See Indirect Object Syntax in the perlobj documentation for an explanation of its pitfalls. freido's answer covers one of them (although I tend to avoid that with explicit parens around my function calls).
Larry once joked that it was there to make the C++ feel happy about new, and although people will tell you not to ever use it, you're probably doing it all the time. Consider this:
print FH "Some message";
Have you ever wondered my there was no comma after the filehandle? And there's no comma after the class name in the indirect object notation? That's what's going on here. You could rewrite that as a method call on print:
FH->print( "Some message" );
You may have experienced some weirdness in print if you do it wrong. Putting a comma after the explicit file handle turns it into an argument:
print FH, "some message"; # GLOB(0xDEADBEEF)some message
Sadly, we have this goofiness in Perl. Not everything that got into the syntax was the best idea, but that's what happens when you pull from so many sources for inspiration. Some of the ideas have to be the bad ones.
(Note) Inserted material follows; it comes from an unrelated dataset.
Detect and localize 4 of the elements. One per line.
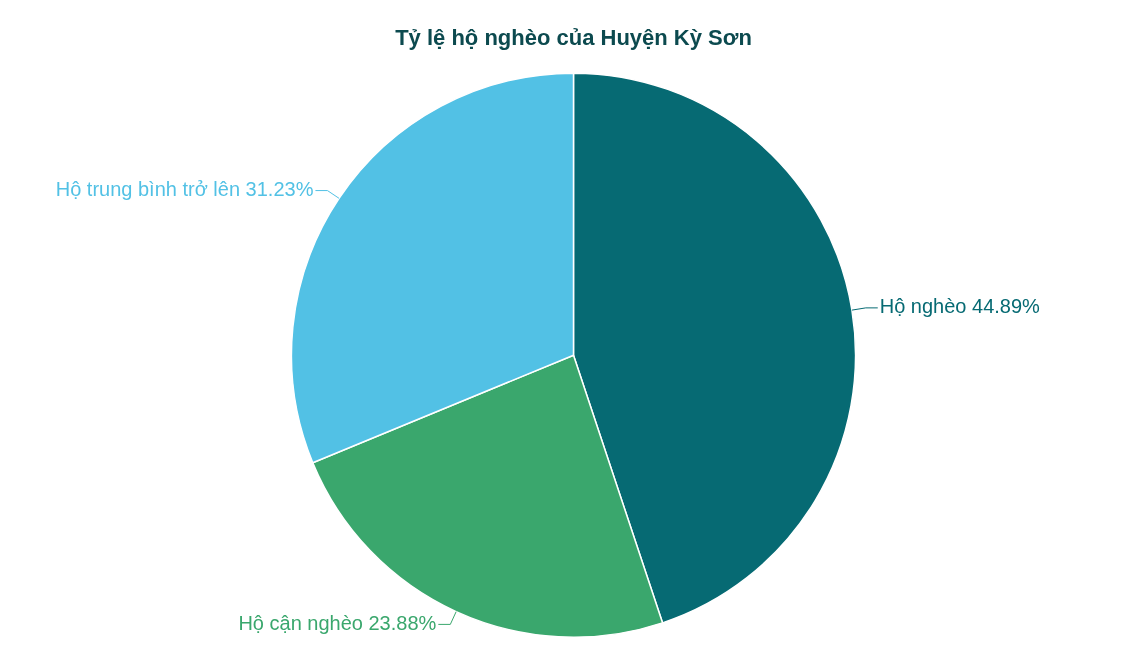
slice-label: Hộ trung bình trở lên 31.23%	[55, 178, 314, 201]
slice-label: Hộ nghèo 44.89%	[879, 295, 1041, 318]
slice-label: Hộ cận nghèo 23.88%	[238, 611, 437, 634]
chart-title: Tỷ lệ hộ nghèo của Huyện Kỳ Sơn	[395, 25, 752, 51]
The indirect object syntax is frowned upon, for good reasons, but that's got nothing to do with constructors. You're almost never going to have a new() function in the calling package. Rather, you should use Package->new() for two other (better?) reasons:
As you said, all other class methods take the form Package->method(), so consistency is a Good Thing
If you're supplying arguments to the constructor, or you're taking the result of the constructor and immediately calling methods on it (if e.g. you don't care about keeping the object around), it's simpler to say e.g.
$foo = Foo->new(type => 'bar', style => 'baz');
Bar->new->do_stuff;
than
$foo = new Foo(type => 'bar', style => 'baz');
(new Bar)->do_stuff;
Another problem is that new Some::Class happens at run time. If there is an error and you testing never branches to this statement, you never know it until it happens in production. It is better to use Some::Class->new unless you are doing dynamic programing.